L’analyse de ces modifications, dans les prélèvements tumoraux, s’est « popularisée » avec le développement du traitement bisulfite associé soit à une amplification par PCR, soit à un séquençage appelé pyroséquençage [5]. À l’heure actuelle, la technique la plus utilisée est la MSP (méthylation spécifique PCR). La première étape consiste en une modification chimique, au bisulfite de sodium, des cytosines non méthylées de l’ADN en uraciles alors que les 5-méthylcytosines sont conservées. La séquence d’ADN est donc modifiée différemment selon que les cytosines sont méthylées ou non. Cette différence est ensuite visualisée, après une amplification par PCR du gène étudié, à l’aide d’amorces spécifiques. Si le gène est méthylé dans l’échantillon analysé, la sensibilité de la méthode permet de détecter une cellule cancéreuse dans environ 1 000 cellules normales. Depuis peu, une nouvelle technique, plus simple, associant traitement bisulfite et PCR quantitative en temps réel, permet de quantifier les niveaux de méthylation et de détecter un allèle méthylé dans 10 000 allèles non méthylés [6].

Quelle que soit la technique utilisée, la recherche de méthylations dans des prélèvements tumoraux est facilitée par la stabilité de l’ADN au niveau des pièces opératoires conservées en paraffine ou dans des liquides biologiques contaminés par des cellules malignes ; de plus, les techniques d’amplification permettent de travailler sur de très faibles quantités d’ADN telles que celles obtenues à partir de biopsies tumorales ou de plasma. Enfin, contrairement aux pertes d’allèles, la méthylation d’un gène est enregistrée comme un signal positif, plus facile à détecter au sein d’ADN non tumoral. La sensibilité de la technique dépend de la prévalence de l’anomalie dans le type tumoral analysé ; celle-ci n’est jamais de 100 % mais l’analyse d’un panel de gènes permet d’augmenter la probabilité de détecter un événement anormal dans l’échantillon tumoral analysé. Si le gène étudié est méthylé, la sensibilité de la technique, allant de 1 pour 1 000 à 1 pour 10 000, permet d’analyser des prélèvements contenant très peu de cellules malignes ou d’ADN tumoral comme les liquides biologiques au contact de la tumeur (salive, lavage bronchoalvéolaire, urine) ou le plasma [7, 8]. La spécificité de la technique dépend de la présence ou non de ces anomalies dans les tissus normaux environnant la tumeur et de leur exposition aux carcinogènes, tabac et alcool. Il faut cependant noter que la densité de méthylation d’un gène ST et donc le degré d’inactivation de sa transcription peuvent varier dans la cellule maligne et pourraient augmenter au cours des divisions. L’analyse de l’expression de la protéine est donc indispensable pour compléter une étude par biologie moléculaire.

Quels sont les principaux gènes méthylés dans les cancers des voies aériennes supérieures ?

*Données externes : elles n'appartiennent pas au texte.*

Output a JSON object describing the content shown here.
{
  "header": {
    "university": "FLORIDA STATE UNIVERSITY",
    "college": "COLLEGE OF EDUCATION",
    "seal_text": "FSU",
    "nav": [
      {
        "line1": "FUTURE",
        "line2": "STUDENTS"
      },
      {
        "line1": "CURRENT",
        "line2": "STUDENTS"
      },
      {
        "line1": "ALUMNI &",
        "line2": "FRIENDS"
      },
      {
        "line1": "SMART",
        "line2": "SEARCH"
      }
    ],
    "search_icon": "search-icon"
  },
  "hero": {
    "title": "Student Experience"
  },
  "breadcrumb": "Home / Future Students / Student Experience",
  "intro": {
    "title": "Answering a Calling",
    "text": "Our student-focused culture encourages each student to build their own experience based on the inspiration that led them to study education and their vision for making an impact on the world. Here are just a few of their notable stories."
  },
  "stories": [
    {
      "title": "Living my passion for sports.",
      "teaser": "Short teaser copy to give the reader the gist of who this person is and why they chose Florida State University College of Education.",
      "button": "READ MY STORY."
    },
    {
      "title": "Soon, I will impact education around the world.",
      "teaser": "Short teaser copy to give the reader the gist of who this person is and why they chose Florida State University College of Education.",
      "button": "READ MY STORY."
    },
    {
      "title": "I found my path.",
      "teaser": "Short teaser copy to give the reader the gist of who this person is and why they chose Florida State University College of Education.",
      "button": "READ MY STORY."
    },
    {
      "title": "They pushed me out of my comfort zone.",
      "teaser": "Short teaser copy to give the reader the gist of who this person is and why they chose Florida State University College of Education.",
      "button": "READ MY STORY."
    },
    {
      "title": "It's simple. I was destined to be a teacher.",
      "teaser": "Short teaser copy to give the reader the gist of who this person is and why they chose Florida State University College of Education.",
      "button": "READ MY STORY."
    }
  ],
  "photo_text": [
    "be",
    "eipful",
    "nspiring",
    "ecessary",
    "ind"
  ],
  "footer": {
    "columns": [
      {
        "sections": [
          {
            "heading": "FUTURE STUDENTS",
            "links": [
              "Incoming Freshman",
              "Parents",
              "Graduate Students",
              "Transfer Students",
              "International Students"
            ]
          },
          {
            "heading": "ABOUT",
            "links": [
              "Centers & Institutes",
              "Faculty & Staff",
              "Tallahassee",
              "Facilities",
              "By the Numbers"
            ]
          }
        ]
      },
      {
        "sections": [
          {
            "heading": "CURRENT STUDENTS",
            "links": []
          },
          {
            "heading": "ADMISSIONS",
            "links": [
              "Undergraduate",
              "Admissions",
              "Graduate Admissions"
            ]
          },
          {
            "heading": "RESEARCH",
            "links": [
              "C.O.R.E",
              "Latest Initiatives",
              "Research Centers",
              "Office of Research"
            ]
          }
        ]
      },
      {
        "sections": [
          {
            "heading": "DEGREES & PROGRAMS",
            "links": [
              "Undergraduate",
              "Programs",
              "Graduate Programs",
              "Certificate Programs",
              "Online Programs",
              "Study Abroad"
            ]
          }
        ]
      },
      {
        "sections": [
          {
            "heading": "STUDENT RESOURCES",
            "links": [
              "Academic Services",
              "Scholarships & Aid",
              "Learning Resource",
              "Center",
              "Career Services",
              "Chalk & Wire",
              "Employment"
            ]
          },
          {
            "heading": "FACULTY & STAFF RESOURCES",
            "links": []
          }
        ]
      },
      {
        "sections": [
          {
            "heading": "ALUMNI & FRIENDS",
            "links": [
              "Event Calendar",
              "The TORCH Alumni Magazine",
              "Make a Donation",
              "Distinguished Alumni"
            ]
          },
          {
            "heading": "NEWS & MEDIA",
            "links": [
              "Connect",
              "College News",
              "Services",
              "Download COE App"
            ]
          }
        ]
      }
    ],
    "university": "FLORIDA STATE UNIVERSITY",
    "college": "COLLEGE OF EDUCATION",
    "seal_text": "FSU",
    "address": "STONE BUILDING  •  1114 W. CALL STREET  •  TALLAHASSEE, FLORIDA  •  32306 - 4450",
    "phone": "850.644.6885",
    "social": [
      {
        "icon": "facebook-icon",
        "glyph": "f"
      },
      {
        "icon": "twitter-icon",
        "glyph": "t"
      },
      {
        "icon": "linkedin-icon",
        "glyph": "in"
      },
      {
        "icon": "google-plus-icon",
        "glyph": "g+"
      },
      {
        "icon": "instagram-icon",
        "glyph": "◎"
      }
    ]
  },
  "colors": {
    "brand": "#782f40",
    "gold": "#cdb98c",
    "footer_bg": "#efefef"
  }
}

De nombreuses anomalies génétiques ont été décrites dans les carcinomes des voies aérodigestives supérieures (VADS), qu’il s’agisse d’activations d’oncogènes ou de pertes de gènes ST, sans qu’il y ait de signature moléculaire unique. Les anomalies génétiques les plus précoces sont des pertes sur les bras courts des chromosomes 9 puis 3, alors que les pertes sur le bras court du chromosome 17 apparaissent au stade de dysplasie ; au stade de carcinome invasif, les pertes sur les bras longs des chromosomes 11 et 13 précèdent les pertes sur les bras courts des chromosomes 8 et 6 et du bras long du chromosome 18. Au niveau de ces chromosomes, seuls 3 gènes ST, p16, p53 et hOGG1, qui interviennent dans la réparation de l’ADN, ont été clairement impliqués dans les carcinomes des VADS [9]. Ce sont Herman et al. [10] qui ont rapporté pour la première fois que la méthylation du promoteur de P16 ou CDKN2A était un autre mécanisme d’inactivation de ce gène dans les carcinomes des VADS. Depuis cette première étude, la méthylation de 19 autres gènes ST, pour la plupart impliqués dans d’autres tumeurs, a été analysée ; les localisations chromosomiques et les fonctions de ces gènes sont décrites dans le tableau 1( Tableau 1 ).

La fréquence des anomalies liées à une méthylation d’un gène dans les tumeurs des VADS varie suivant les gènes mais aussi d’une étude à l’autre (tableau 2)( Tableau 2 ) ; pour certains gènes, le nombre d’études et/ou d’échantillons analysés est trop faible pour permettre d’estimer la prévalence de la méthylation dans les cancers des VADS.

Quatre gènes sont fréquemment méthylés ; ce sont aussi les plus étudiés : p16, impliqué dans le contrôle du cycle cellulaire, est méthylé dans 33 % des échantillons environ ; ECAD (E-cadhérine), impliqué dans les phénomènes d’adhésion cellulaire et de métastases, est méthylé dans 56 % des tumeurs des VADS ; MGMT, un agent de détoxication des adduits de l’ADN qui pourrait prédire la sensibilité à la chimiothérapie, est méthylé dans 32 % des échantillons et DAPK (death associated protein kinase) est impliqué dans l’apoptose dans 27 % d’entre eux. Nous avons, entre 2003 et 2005, analysé 90 tumeurs des VADS prélevées au diagnostic chez des patients caucasiens, exposés au tabac et/ou à l’alcool [11] ; nous confirmons la fréquence des méthylations de ces 4 gènes, mais nous avons aussi observé, dans 46 % des tumeurs, une méthylation du gène TIMP3 qui code pour un inhibiteur des métalloprotéases impliqué dans les phénomènes de métastases et d’angiogenèse. Ce gène, qui n’avait jamais été étudié dans les cancers des VADS, est méthylé dans 25 à 30 % des cancers bronchopulmonaires non à petites cellules et lié à l’intoxication tabagique [11]. TIMP3 est situé au niveau du bras long du chromosome 22 où les pertes d’hétérozygotie sont fréquentes dans le cancer du poumon mais n’ont jamais été décrites dans les cancers des VADS, suggérant que la méthylation du promoteur de TIMP3 est un mécanisme important d’inactivation de ce gène dans le cancer des VADS.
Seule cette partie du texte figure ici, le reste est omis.